Third of all I stated that the behavior can be observed with any 3D application that is heavy enough to make the GPU throttle.
Forth of all I stated that the GPU clock do not come back up after first throttle no matter what, does not depend on the application I'm using. This in itself tells me that the problem is with drivers / firmware as the problem will apply for ALL applications after the first throttle.
What you could have told me is that is the Quadro T2000 a Max-Q variant in the laptop, that information should be available for you.
But thanks anyways, lets hope that someone else has found a solution / will find a solution or at least read this before buying this specific machine to be used with Linux.
Dell-Kiran R
12 Posts
0
November 23rd, 2019 03:00
Thank you for your reply.
We understand your situation and we are here to help you. What is the current Ubuntu version you have installed.

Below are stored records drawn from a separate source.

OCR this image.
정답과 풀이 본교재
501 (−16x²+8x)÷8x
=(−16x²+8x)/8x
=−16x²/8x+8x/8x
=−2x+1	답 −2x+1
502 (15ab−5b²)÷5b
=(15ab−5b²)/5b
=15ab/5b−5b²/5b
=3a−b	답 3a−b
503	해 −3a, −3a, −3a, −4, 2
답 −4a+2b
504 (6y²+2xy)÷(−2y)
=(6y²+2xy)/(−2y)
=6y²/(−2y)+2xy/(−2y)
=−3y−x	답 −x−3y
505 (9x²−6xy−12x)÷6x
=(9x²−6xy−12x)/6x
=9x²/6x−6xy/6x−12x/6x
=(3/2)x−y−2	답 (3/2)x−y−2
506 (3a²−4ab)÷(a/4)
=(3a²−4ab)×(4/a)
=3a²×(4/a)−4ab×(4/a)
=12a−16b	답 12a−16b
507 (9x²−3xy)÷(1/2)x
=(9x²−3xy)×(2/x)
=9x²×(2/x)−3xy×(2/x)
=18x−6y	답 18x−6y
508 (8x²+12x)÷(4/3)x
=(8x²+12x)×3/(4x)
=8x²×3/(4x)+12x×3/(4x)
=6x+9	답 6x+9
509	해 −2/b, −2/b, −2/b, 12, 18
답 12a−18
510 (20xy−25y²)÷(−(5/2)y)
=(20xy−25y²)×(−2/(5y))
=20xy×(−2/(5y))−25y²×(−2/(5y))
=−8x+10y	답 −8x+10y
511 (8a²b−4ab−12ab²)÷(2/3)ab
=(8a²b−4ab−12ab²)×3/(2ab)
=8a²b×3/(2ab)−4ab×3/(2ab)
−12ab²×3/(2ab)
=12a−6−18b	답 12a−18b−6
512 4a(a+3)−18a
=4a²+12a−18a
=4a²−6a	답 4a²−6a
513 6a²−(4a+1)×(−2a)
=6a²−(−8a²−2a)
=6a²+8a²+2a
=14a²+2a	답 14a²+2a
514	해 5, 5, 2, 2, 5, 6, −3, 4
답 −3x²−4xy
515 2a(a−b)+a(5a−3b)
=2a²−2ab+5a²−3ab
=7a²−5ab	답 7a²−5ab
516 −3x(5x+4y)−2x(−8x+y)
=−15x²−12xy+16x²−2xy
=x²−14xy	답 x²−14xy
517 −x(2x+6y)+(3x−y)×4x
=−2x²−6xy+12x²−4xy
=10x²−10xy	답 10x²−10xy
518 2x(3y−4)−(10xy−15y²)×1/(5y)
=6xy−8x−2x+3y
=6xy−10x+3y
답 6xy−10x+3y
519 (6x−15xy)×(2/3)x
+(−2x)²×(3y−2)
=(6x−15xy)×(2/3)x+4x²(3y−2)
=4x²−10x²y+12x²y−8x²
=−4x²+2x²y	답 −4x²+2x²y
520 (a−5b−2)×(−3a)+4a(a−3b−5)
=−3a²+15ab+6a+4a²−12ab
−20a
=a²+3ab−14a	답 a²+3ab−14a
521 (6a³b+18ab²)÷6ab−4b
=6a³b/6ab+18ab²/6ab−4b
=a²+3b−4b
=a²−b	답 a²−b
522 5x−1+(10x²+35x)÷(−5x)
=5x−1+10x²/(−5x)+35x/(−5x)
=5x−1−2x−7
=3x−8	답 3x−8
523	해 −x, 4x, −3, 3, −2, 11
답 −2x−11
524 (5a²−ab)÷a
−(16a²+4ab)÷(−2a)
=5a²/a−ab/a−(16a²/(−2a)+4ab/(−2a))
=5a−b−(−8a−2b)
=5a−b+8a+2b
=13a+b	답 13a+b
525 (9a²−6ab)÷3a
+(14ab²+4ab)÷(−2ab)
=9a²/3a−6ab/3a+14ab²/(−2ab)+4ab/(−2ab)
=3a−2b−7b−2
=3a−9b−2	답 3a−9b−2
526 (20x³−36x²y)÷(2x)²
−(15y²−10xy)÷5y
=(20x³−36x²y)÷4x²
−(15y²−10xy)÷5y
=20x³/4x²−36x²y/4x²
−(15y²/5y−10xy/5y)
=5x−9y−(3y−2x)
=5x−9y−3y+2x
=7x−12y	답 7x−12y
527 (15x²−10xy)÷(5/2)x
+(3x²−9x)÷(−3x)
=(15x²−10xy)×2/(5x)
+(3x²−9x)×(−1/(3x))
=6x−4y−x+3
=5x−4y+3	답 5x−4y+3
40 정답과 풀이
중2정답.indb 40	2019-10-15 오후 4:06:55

Please private message your system service tag for us to check your system details and assist you further.
BobGorman
7 Posts
0
December 2nd, 2019 09:00
jmamede
1 Message
0
November 24th, 2020 15:00
Same happens to me on RHEL 8.x
when on AC : nvidia throthles to 300mhz.
When on battery: everything is normal 1000+mhz.
Something is wrong in the firmware or the driver, probably forcing power saving mode on AC, and using adaptative when on Batery.
I tried to configure the module via /etc/modprobe.d/nvidia.conf and /etc/X11/Xorg.conf, respectively, with options such as :
options nvidia NVreg_RegistryDwords="OverrideMaxPerf=0x1;PowerMizerEnable=0x1; PerfLevelsrc=0x2233; PowerMizerLevel=0x1; PowerMizerDefault=0x2; PowerMizerDefaultAC=0x1"
Option "RegistryDwords" "PowerMizerEnable=0x1; PerfLevelsrc=0x2233; PowerMizerLevel=0x1; PowerMizerDefault=0x2; PowerMizerDefaultAC=0x1"
It does not help.
Please help us fix this. It might be a BIOS hysteresis bad configuration from Dell (as the driver and configuration is the same in my other laptop and this does not occur with a gtx rtx 2060).
Please help us dell, I do machine learning for work in this laptop and I really could use the extra speed as my processes are nights long.